To be sure, the presidential election outcome will be a determinant of whether Obamacare is reshaped, bolstered or downsized.
But even some skeptics acknowledge that its numbers are rather impressive. About 20 million more Americans now have health insurance than before the law was enacted in 2010; in the last enrollment period on the health care exchanges, 12.7 million signed up, almost 40 percent were newcomers. The expansion of Medicaid for the poor is making a mark.
Millions of Americans with pre-existing conditions no longer can be denied coverage; kids can stay on their parents' plans until age 26, and health care inflation is the lowest in years.

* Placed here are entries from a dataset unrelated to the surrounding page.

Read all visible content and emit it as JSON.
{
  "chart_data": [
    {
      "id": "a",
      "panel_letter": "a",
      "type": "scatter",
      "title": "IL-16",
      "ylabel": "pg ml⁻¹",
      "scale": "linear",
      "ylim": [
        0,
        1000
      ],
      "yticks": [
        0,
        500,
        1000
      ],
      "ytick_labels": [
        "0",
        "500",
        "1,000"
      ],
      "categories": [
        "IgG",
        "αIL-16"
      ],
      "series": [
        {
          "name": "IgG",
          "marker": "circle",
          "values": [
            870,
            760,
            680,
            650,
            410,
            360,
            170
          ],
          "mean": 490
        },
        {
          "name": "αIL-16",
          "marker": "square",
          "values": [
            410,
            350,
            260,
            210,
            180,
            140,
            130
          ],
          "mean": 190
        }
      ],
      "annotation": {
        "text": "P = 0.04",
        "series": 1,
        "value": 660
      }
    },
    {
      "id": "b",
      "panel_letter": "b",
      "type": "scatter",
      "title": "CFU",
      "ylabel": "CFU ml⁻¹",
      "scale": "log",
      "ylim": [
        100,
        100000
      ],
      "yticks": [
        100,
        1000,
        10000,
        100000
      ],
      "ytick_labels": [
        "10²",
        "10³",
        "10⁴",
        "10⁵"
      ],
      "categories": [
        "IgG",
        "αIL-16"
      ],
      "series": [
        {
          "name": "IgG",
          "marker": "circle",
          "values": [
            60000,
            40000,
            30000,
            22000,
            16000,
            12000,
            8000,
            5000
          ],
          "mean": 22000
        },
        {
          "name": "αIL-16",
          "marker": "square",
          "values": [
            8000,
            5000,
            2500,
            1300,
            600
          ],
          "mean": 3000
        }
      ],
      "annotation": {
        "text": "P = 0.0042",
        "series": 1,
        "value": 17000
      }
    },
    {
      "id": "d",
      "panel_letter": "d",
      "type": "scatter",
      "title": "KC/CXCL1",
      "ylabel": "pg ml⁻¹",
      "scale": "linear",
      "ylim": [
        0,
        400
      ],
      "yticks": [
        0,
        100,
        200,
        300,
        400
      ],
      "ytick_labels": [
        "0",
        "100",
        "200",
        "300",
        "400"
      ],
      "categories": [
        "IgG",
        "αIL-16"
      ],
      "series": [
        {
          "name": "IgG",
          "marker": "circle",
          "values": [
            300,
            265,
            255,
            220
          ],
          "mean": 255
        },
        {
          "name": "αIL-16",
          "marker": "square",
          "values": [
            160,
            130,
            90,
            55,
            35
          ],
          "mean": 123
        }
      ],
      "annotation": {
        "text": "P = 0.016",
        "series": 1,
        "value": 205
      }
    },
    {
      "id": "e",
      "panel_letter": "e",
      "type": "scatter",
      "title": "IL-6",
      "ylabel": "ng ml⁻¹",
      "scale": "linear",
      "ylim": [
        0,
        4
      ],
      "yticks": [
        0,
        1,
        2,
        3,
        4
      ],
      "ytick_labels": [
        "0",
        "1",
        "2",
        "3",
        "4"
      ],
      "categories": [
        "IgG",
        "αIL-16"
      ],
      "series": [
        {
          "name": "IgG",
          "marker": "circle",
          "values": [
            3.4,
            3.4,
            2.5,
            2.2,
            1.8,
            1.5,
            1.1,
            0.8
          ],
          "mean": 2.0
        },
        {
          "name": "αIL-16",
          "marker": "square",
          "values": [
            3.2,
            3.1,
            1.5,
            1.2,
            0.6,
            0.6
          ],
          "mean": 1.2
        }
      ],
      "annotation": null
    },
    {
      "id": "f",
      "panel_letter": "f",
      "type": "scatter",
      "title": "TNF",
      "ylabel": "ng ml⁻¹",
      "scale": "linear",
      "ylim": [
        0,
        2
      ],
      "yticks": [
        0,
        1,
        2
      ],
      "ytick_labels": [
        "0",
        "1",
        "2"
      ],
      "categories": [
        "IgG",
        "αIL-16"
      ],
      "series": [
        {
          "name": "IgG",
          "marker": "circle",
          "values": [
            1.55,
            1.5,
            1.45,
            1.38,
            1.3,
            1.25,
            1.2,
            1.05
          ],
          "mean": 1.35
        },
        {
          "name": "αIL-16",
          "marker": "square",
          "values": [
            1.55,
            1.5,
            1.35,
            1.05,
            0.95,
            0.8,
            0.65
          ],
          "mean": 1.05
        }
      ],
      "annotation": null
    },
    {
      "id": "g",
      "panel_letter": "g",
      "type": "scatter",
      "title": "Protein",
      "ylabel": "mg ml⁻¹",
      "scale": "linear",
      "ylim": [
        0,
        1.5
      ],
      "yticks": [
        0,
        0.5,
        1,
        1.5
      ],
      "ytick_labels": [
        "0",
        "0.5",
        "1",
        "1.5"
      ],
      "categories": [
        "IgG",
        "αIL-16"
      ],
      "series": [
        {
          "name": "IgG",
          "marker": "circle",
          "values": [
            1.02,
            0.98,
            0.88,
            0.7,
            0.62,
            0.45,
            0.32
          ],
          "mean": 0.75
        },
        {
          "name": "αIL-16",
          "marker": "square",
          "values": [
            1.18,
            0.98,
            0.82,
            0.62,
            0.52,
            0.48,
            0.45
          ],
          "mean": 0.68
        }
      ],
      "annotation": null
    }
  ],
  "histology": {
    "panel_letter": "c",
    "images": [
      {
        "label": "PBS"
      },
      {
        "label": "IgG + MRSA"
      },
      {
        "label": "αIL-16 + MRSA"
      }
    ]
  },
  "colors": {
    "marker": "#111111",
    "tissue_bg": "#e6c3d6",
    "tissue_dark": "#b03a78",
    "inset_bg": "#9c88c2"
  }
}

Burwell, in an interview, noted that there are a lot of less-known successes, such as a sharp reduction in patient harm at hospitals. She acknowledges challenges, which she put in "three buckets": reforming the health-care delivery system to encourage quality, not quantity, of care; addressing a few places where markets still are broken such as Alaska, and making technical fixes to so the law works a little better.
Critics find more. Premiums have soared this year in a number of states. Congress, in a bipartisan move, postponed and is threatening to kill a few important provisions that could create budgetary and cost-control problems; 22 states where Republicans hold sway have refused the expansion of Medicaid coverage.
In the presidential campaign, the rhetoric still can get hot. Texas Sen. Ted Cruz says the ACA is "the biggest job-killer in this country. Millions of Americans have lost their jobs." Over all, from March 2010, when the law was enacted until today, the economy has added 13.7 million jobs.)